Mualama rubbed a hand through the stubble of his gray hair. “It began when my wife was diagnosed with breast cancer. She went through it all — mastectomy, chemotherapy, experimental drugs. And none of it worked. When she died, I lost—” He spread his hands, searching for the right words. “I lost all my beliefs. My wife had been a Christian. To the moment she died, she believed she would be going to a better place. But I, who knew of the Airlia, did not know what to believe. I wanted the truth then.

“I had learned from another Watcher, one of the line of Kaji, about Burton visiting Giza. And I had found reports about Burton in Tanzania where I lived. So I began to study him. Then I began to follow his path all over the world, to the many places he had been, trying to discover what he had learned.” Mualama shook his head. “It is funny that he found the repository of the Watchers, scant miles from his own home, in his dear England.”

“Where?” Yakov wanted to know.

“Glastonbury Tor, near the Salisbury Plain, in southwest England,” Mualama said. “Burton traveled there in 1864 with John Speke, his companion from their search for the Nile. The Watchers had tried to kill Burton before, so I imagine he brought Speke for protection. Or, more likely, to make sure someone else knew the truth in case something happened to him.

“During Burton’s time as consul in West Africa, an attempt was made on his life after he mounted an expedition in search of the Mountains of the Moon, known to the natives as Ruwenzori, deep in the heart of my continent. It was not the first time such a thing occurred, and it would not be the last. When I learned that Burton and Speke had traveled to Glastonbury, I went there also. Especially given that Speke died the next day, supposedly of a self-inflicted gunshot wound, but I saw the long hand of the Watchers in that death. I assumed Burton and Speke had come close to something significant to evoke such a response.

“I approached the Tor at dusk, seeing the jagged, broken finger of the stone tower at the top. I climbed the long path when I knew there would be no others there, to see what was to be seen. I knew what to look for, and using a flashlight, I eventually found the smallest of indentations in one of the old stones on the side of the ruined tower. I pressed my medallion against it, but nothing happened.

“I continued my search and was about to despair of finding anything more when I heard the sound of stone moving on stone. A figure robed in brown came out of the pitch-black shadow of the tower. He looked like a monk, with a long white beard and pale skin that had seen little of the sun. I held up my hand, showing my medallion to him, and he in turn showed me his ring.”

“Where did the rings come from?” Turcotte wanted to know.

“Patience,” Mualama told him. “That will be clear shortly. The Watcher signaled for me to turn my light out. ‘What do you seek?’ he asked me.

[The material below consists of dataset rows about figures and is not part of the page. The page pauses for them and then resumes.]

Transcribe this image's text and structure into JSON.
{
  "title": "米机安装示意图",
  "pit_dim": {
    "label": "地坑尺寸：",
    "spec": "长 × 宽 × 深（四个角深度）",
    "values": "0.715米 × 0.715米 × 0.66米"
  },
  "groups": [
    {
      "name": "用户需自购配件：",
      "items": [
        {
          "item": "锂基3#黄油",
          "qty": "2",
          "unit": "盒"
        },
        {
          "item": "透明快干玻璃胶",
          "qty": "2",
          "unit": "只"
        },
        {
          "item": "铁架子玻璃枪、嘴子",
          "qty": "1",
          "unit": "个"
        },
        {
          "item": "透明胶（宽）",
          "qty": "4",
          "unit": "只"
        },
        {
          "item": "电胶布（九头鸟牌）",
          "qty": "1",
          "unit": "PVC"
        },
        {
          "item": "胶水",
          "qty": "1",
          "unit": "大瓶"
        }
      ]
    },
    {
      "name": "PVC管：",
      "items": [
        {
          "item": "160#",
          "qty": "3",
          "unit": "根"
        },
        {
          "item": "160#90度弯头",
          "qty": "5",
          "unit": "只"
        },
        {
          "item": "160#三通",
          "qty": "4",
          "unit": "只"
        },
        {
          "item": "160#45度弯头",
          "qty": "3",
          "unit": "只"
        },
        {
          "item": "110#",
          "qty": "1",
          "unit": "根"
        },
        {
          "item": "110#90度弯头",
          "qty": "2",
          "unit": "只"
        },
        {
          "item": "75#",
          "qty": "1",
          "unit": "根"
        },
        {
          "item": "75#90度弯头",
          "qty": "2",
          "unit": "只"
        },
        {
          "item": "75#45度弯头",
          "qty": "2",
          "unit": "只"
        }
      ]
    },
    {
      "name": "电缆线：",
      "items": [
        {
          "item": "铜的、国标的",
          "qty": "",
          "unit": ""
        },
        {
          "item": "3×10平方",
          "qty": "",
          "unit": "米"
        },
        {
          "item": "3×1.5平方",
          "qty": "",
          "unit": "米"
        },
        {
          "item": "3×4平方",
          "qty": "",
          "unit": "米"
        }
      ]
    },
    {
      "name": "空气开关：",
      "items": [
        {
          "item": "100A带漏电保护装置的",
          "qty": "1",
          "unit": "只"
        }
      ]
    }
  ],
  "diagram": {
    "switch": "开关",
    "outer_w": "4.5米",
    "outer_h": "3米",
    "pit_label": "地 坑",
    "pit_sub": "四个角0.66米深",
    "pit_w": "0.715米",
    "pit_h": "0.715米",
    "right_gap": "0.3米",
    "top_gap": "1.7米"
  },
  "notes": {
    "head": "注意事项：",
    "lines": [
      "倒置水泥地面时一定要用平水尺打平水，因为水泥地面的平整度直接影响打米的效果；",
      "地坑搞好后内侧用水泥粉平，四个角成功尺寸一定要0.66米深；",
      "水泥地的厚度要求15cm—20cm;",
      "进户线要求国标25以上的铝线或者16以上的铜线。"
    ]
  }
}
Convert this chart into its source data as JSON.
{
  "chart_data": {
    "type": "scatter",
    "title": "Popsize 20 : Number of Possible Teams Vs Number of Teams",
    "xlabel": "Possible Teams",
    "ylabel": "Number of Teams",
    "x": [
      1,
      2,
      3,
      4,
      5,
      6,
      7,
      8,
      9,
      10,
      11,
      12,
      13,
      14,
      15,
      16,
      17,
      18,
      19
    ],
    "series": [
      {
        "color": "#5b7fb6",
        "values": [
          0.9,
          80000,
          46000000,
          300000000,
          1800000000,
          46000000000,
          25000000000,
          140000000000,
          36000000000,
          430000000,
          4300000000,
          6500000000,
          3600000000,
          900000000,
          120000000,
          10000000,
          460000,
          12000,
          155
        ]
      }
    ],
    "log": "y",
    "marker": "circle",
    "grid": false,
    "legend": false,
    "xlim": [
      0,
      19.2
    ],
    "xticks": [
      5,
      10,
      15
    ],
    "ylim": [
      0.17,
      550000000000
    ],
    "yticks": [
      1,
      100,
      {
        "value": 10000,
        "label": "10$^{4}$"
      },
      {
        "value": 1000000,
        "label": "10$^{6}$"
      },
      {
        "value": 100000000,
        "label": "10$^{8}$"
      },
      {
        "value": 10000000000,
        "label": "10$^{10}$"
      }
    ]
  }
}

“I had thought about what to say if I met another Watcher, and I had decided that the truth was best. I told him I had traveled far from my home and that I sought knowledge. It was the right answer, for he smiled at me. ‘I am the keeper of our knowledge,’ he told me.

“I asked him who he was and he told me his name was Brynn. I knew the roots of the name from my studies of Burton’s published writings — it was a derivative of the ancient Welsh name — it meant ‘from the hill.’ He asked me mine. I told him as well as where I was from. I was not yet considered a renegade — it was that night that would make me an enemy of the Watchers.

“Have any of you ever been to Glastonbury?” Mualama asked.

He was greeted with a unanimous negative. “It’s a very impressive place. We were over five hundred feet above the land on a mound of Earth that poked unnaturally toward the sky. How such an abrupt hill came into existence in the midst of a vast plain was a mystery that the locals referred to in terms of legend. I had learned to listen to such legends very closely.